Днепр – солдатская река | страница 58



– И с отпуском ему подфартило. А что? Я считаю, отпуск наш лейтенант вполне заслужил. По мне, будь я маршалом…

– Ступай, говорю!

В стороне деревни часто, впереймы, затараторили автоматы. Торопливые, заливистые ППШ. И менее расторопные, но звонкие МР-40. Немецких становилось всё больше и больше. В какое-то мгновение они стали одолевать, брать верх. Но лопнули три или четыре гранаты, и стрельба стала затихать.

– Разведка возвращается, – перевёл дыхание Нелюбин. – Хоть бы все целы пришли. Ладно, Сидор, иди к своим. И помни: на тебя и твоих «самоварщиков» у меня надёжа особая. И – не спать. Не спать, Сидор. После войны выспимся.

Миномётчик невесело засмеялся.

– Эх, будь я маршалом…

Глава седьмая

Воронцов шёл полем. Опирался на свою надёжную палку и оглядывал дальний хвост дороги, лес, наклонившееся к горизонту, будто готовое опрокинуться, небо. Странно ему было идти по дороге, где не нужно было бояться ни пули снайпера, ни миномётного обстрела. Странно и радостно. Дорога не совсем просохла после недавнего дождя, но всё же не была разбита, как те, многие, которыми он в последнее время ходил. Война отсюда ушла, дороги опустели, обезлюдели, и колеи, глубоко прорезанные тягачами, танками и колёсами тяжёлых гаубиц, стали заплывать, крепнуть и даже зарастать гусиной травой и ромашкой. О том, что здесь происходило совсем недавно, напоминали теперь лишь россыпи пустых винтовочных гильз, вдавленных в податливую землю обочины, да брошенные раздавленные противогазные коробки, каски и другое железо войны, непригодное в крестьянском хозяйстве. Потому что всё пригодное было уже собрано жителями окрестных деревень. Народ за время оккупации обнищал, обносился. Некоторые остались без крова и угла. Жили кто в землянках, кто в чудом уцелевших хлевах и баньках и радовались любому приобретению. Пополняли хозяйство всем, чем могли. Правда, у солдатских дорог и в разворочанных снарядами траншеях не особо чем можно было разжиться. Ни плугов, ни кос, ни сеялок война крестьянину не оставляла в его изуродованных полях и лугах…

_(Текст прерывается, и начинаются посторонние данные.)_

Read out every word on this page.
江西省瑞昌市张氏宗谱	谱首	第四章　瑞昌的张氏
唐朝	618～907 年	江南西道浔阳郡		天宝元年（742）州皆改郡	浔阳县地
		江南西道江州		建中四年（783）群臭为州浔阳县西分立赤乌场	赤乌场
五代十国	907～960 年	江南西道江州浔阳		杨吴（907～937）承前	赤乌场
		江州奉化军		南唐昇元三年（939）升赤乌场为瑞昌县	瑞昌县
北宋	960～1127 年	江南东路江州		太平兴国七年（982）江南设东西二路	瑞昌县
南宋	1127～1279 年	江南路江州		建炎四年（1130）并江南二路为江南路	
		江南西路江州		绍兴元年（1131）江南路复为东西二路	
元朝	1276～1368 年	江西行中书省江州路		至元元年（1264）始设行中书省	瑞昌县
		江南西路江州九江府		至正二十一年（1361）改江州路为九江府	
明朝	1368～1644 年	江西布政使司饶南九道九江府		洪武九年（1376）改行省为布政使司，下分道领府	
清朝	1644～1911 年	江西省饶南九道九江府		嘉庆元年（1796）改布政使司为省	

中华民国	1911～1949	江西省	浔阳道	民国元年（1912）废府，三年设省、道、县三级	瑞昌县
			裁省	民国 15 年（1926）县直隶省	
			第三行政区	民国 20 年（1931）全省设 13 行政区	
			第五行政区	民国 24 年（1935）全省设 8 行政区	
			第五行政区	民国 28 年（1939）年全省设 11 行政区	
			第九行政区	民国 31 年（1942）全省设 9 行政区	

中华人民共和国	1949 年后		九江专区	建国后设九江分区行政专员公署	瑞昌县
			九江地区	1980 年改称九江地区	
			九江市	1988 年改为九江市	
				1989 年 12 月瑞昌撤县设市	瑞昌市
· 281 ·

В лесу совсем не ощущалось осени. Пахло грибами, тёплой, душноватой прелью затянувшегося лета. От земли исходило тепло.

Воронцов прошёл ещё метров сто и в редком березняке, уже наполовину раздетом, осыпавшемся листвой на траву, на дорогу и на заросли черничника, остановился. Как хорошо было здесь! Как хорошо и тихо! Впереди чернел густой непроницаемой стеной ельник. Там перелетали через дорогу и полянку крикливые сойки, поблёскивая бело-сизым пером на крыльях. Ветер замер. Свежо, как в апреле, пахло молодой берестой. Запах бересты смешивался с другим, тоже сильным, горьковатым – пахла листва. Верхний её слой, сияющий нарядным разноцветьем, казалось, ещё продолжал жить жизнью дерева, которое он недавно покинул, но нижний, скрытый от глаз, уже превращался в чернозём.